Reasoning of judgment:- After hearing both sides & perused the impugned order, the jury  authority of the Hon’ble High Court cleared all situations about the facts of the case that the appellant approached the Commissioner, Central Excise for remission of duty on the ground that his plant, machinery, stock, goods in process of manufacturing and manufactured goods have been destroyed in an accidental fire. In support of plea, the appellant placed reliance upon the FIR, a letter received from the insurance company accepting its claim or other relevant materials. The Commissioner, however, for reasons, which are not germane for deciding the issue, rejected the claim. Aggrieved by the said order, the appellant filed an appeal. The Tribunal has dismissed the appeal by holding as follows :-
“I have considered the rival submissions and have perused the records. One of the basic requirement for permitting remission of duty on the finished goods lost in some accident is that the insurance claim amount received from the insurance company for the goods lost does not include the element of duty. I find that in this regard, the insurance company’s letter does not give any clarification. The copy of the insurance claim submitted by the appellant to the insurance company is also not available on record, since the appellant have claimed remission of duty on the goods lost in the fire accident, it is for them to prove that the insurance claim amount received by them from the insurance company for the goods lost does not include the element of duty, but they have not placed on record any evidence on this point. In view of this, there is no infirmity in the impugned order. The appeal is therefore dismissed.”
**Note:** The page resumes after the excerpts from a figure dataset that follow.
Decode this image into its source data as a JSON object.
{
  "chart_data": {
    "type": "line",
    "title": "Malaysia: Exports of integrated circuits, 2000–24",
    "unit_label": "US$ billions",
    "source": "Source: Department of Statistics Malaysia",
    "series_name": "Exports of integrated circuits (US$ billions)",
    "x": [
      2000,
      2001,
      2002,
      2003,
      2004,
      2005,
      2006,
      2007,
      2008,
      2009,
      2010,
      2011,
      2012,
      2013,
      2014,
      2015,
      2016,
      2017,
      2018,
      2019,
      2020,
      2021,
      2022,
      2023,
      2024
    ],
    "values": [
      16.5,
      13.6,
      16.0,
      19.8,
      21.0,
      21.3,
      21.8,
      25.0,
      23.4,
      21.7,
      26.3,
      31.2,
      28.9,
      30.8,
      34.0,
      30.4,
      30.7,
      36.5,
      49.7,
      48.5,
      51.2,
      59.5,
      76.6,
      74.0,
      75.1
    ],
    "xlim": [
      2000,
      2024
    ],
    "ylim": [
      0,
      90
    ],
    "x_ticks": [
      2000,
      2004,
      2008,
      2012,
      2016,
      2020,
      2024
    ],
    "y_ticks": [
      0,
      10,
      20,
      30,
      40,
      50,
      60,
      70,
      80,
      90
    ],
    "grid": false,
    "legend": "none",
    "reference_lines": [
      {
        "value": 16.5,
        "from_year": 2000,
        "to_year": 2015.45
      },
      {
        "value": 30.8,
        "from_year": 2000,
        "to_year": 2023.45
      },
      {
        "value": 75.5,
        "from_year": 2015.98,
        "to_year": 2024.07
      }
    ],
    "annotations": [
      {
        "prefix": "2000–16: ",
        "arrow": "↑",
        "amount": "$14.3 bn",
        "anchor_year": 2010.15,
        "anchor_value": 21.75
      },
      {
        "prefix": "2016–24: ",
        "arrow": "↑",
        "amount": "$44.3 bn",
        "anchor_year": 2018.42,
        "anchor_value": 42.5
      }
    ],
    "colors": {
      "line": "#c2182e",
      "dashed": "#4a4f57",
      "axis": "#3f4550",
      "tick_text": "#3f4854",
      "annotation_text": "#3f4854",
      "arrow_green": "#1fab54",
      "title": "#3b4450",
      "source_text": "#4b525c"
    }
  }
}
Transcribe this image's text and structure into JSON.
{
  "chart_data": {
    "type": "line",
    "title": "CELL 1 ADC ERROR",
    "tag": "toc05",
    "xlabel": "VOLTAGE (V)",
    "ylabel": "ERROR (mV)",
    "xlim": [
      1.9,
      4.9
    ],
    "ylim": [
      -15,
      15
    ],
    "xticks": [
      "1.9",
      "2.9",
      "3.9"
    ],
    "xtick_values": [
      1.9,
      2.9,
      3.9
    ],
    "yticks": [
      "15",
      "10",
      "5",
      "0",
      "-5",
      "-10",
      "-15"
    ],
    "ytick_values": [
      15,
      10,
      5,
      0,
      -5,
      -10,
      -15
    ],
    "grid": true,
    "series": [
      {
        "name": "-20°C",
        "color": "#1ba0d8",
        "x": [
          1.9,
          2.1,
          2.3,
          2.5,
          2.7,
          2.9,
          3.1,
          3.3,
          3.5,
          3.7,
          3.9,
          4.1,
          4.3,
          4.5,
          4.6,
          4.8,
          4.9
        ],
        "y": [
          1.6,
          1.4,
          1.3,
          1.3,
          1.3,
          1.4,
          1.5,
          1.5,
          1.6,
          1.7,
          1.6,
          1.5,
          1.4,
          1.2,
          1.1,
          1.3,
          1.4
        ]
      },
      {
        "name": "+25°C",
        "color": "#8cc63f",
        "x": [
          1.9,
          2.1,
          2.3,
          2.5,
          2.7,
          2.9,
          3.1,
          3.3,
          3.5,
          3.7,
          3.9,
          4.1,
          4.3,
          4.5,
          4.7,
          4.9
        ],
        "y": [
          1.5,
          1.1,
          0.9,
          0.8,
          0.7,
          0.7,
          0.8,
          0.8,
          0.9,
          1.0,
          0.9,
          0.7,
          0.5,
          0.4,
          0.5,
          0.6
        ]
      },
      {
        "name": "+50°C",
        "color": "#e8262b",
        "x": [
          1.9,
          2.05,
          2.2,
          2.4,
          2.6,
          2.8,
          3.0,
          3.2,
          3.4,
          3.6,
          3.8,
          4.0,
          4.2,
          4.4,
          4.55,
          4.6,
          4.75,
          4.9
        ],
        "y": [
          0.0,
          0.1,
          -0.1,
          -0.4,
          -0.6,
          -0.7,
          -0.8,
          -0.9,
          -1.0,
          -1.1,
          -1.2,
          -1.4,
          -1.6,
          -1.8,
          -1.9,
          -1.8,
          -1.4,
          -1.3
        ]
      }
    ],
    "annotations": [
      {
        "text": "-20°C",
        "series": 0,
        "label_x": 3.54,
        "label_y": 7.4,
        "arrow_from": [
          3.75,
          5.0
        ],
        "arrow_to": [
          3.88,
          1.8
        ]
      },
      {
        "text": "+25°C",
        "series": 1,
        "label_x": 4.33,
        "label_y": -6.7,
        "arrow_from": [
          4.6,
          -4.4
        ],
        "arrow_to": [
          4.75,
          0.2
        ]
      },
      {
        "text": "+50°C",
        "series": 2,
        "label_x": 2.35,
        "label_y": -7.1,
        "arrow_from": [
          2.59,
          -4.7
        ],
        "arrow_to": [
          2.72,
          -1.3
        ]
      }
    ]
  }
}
A perusal of the above extract reveals a consideration which is neither logical nor founded in law as insurance companies do not provide insurance against payment of taxes much less payment of Excise duty. The finding recorded by the Tribunal that the appellant has not proved that the insurance claim does not include Excise duty, is in our considered opinion perverse and, therefore, could not form the basis for dismissing the appeal. The appellant having placed the letter issued by the insurance company before the Tribunal and having filed relevant documents before this Court, it would be appropriate and in the interest of justice to allow the appeal, set-aside the order passed by the Tribunal and remit the matter to the Tribunal for adjudication afresh and in accordance with law.

Decision:- Case remanded.

Comment:- The crux of the case is that the claim for remission of duty due to accidental fire cannot be simply rejected on the grounds that the insurance claim received by the assessee includes the element of excise duty also. Accordingly, the appeal was allowed by way of remand to process the remission application on the basis of documents and evidences available on record.